By Brad Ley
With the KCM saga looming I have noted that most Zambians don’t fully understand what liquidation is and many have misconstrued it for a receivership.
I have seen many get excited with the Liquidation of KCM without fully embracing the scope of what really liquidation is. From what am reading and seeing, it’s vividly clear that many think KCM is under a receivership.
This morning i heard the presidential spokesperson, Amos Chanda, state that they are preparing KCM for a smooth transition from Vedanta to the new, would be, owners.

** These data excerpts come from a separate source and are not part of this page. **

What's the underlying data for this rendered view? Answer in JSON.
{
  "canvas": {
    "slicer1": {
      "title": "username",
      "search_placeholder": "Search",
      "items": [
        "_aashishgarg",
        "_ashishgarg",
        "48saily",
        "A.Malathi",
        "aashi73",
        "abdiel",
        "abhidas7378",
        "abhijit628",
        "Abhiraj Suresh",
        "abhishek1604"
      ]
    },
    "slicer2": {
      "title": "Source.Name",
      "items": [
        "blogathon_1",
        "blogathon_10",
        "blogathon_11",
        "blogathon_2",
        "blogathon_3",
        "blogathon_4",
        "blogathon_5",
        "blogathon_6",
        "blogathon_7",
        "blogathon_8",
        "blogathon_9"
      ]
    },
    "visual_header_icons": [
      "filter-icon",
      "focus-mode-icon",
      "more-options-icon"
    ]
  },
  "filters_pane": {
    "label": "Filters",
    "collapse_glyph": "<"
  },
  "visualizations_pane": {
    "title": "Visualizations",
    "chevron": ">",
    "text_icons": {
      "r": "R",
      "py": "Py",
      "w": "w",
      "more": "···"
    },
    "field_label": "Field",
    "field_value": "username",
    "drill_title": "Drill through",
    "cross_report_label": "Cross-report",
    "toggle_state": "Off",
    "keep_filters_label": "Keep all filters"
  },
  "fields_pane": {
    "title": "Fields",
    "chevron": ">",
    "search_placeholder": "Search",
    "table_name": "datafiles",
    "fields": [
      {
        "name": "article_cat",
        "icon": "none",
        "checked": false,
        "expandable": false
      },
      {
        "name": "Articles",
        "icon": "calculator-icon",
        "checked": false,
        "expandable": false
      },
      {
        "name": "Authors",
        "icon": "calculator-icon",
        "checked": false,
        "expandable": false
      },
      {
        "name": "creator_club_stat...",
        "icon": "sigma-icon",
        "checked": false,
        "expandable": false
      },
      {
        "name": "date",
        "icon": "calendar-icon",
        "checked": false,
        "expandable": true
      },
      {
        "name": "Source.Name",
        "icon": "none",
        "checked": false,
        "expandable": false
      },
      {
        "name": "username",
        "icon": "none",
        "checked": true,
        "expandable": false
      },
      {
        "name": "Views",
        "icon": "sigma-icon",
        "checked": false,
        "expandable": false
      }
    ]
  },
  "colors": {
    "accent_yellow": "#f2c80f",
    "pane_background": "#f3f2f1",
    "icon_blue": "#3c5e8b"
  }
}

A receivership is when a business is placed in the hands of creditors and wound up by means of a formal insolvency procedure. This is when a creditor takes control of a business and its assets with the intent of liquidating them. These creditors can then attempt to recover any money which they are due, and they can do this via the sales of a business and any applicable assets of that business.
Liquidation is a method of closing a business and distributing its assets to claimants. It usually arises when a company is insolvent, meaning it cannot pay its obligations when they are due. When the business is closed, the remaining assets are used to pay creditors and shareholders, based on the priority of their claims. Liquidation on the other hand simply means the process of selling the assets.
So to state it in simple terms, by saying that KCM has been liquidated means the Government has decided to strip the assets of KCM and sell them. The money raised will be used to pay off what KCM owes to its creditors and members of staff. After this is done, KCM will be closed. For this who remember, this is exactly what happened to Zambia Airways, Meridian BIAO, The Post Newspaper after they were liquidated. It means the end of the business and immediate job losses.
Am therefore lost as to whether the government has used a wrong term because if its Liquidation, then this is very bad news for the people of Chingola.